The brothers had been in the Los Angeles County Men's Jail for two weeks, but neither acted as if they had been in jail at all. Generally, a prisoner is contrite, worried and overwhelmed by court proceedings. The brothers were not contrite. They acted smug and arrogant. The courtroom was filled with reporters and supporters of the brothers, including Jaime Pisarcik and Erik's tennis coach, Mark Heffernan, who had been in Israel with him. Maria Menendez was also in the audience, supported by a large number of Menendez family members. The brothers waved and smiled at their friends and relatives and acted as if their defense attorneys would quickly clear things up so that the brothers could join their friends and family for a late lunch.

Erik in court (AP)
Erik in court (AP)

Judge Stein did not seem to be impressed by the two tan young men who sat casually slouched in their chairs before her. She did not seem to appreciate the casual bantering that went on between the men and their attorneys and she did not like the amount of attention the men were paying to their girlfriends, family and friends in the audience.

Stein was a small woman with a nasal voice. She peered out at the brothers through a pair of glasses that sat low on her nose. The brothers apparently found the scene hilarious. Judge Stein ordered the brothers to stand up and face her. They did so and seemed barely able to contain their giggles.

Judge Stein read the charges to the brothers, "you have been charged with multiple murder for financial gain, while laying in wait, with a loaded firearm, for which, if convicted, you could receive the death penalty." "How do you plead?" Erik answered first, almost with a smirk on his face, "Not guilty, your honor." "Not guilty," echoed Lyle. The brothers were held without bail, pending trial, on first-degree murder charges with special circumstances.

Eventually the families retained Jill Lansing to represent Lyle. Lansing is a slender blond woman who had just left the Los Angeles County Public Defender's office to open her own private practice. Unlike Abramson, Lansing was not comfortable in high profile, media-intensive cases.
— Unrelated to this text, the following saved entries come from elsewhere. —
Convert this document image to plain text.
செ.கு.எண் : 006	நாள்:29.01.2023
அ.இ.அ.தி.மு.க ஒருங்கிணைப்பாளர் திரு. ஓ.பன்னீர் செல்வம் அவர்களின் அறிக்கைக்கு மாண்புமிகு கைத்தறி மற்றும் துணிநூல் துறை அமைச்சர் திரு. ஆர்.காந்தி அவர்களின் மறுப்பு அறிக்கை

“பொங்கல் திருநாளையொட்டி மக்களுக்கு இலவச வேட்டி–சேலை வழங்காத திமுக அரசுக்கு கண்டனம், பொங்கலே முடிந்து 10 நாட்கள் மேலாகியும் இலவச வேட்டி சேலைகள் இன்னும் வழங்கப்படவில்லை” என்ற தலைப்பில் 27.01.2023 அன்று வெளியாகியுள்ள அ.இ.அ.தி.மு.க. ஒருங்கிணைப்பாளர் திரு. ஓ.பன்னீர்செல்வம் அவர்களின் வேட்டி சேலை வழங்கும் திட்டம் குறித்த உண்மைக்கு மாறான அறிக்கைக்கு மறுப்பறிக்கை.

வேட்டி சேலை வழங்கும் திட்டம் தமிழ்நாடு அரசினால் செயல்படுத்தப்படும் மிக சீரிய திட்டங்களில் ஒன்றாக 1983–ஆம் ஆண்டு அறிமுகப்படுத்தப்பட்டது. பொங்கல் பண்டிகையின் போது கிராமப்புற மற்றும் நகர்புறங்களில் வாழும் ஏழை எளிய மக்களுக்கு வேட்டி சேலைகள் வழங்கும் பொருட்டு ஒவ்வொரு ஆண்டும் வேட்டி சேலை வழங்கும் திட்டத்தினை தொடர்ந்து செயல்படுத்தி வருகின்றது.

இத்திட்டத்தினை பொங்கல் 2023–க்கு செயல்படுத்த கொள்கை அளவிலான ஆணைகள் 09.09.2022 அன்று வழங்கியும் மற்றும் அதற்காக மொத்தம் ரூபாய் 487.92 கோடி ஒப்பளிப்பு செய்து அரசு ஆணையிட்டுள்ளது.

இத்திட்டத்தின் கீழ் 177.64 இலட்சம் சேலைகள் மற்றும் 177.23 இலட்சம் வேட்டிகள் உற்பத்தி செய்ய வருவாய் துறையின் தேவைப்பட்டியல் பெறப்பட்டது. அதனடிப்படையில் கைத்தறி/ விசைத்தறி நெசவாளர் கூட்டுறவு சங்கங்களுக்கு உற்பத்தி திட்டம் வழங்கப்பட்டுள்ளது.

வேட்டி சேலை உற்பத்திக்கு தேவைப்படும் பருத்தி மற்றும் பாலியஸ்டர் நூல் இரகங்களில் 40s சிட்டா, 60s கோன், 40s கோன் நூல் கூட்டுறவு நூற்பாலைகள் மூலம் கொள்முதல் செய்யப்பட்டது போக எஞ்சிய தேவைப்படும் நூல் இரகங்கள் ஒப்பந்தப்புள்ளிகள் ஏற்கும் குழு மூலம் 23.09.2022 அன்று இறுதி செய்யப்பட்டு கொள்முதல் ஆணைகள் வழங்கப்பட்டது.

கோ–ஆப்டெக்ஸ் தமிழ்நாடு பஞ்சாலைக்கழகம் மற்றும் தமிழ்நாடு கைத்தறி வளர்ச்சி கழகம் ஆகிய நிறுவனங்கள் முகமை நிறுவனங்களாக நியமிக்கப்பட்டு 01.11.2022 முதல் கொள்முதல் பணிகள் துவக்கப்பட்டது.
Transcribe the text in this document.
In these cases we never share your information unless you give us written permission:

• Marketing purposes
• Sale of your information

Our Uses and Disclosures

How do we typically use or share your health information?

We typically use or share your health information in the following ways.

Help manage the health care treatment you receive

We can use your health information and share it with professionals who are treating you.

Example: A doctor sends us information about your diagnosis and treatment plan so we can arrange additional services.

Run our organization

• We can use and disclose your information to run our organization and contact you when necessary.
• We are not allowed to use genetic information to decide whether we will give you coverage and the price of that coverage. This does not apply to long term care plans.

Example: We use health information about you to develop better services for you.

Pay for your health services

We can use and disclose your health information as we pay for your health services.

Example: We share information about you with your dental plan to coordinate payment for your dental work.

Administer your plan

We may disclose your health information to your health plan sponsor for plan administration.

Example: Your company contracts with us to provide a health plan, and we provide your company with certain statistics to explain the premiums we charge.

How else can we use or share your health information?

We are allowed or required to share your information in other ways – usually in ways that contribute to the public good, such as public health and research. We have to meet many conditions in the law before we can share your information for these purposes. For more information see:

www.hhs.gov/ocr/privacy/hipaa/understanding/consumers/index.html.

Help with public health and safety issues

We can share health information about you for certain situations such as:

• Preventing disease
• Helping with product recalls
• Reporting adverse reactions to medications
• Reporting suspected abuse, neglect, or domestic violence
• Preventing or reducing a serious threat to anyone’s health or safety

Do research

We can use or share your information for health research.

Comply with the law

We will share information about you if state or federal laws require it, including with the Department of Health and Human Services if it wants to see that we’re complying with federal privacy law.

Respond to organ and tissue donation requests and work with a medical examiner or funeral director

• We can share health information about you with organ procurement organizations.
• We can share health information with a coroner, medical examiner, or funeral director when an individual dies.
Both Abramson and Lansing hired attorneys to assist them. Abramson hired Marcia Morrissey, forty-three, who had also been a Los Angeles County Public Defender. Morrissey had just finished defending Laney Greenberger in the Cotton Club case. Lansing hired Michael Burt, who was the head trial attorney in the San Francisco Public Defender's office and an expert in death penalty law.

Elliott Alhadeff was to prosecute the Menendez brothers, but he and the District Attorney, Ira Reiner, were not getting along and Reiner replaced Alhadeff and gave the case back to Pam Ferrero. Soon after becoming involved in the case again, Ferrero married another Assistant District Attorney, Peter Bozanich. Pam Bozanich was thirty-nine and a graduate from Wellesley. Bozanich is a petite woman with dark brown hair with an understated, yet professional air, about her. She was in many ways the complete opposite of Leslie Abramson, who was theatrical and flamboyant. Bozanich had recently prosecuted the retrial of the McMartin Preschool molestation case.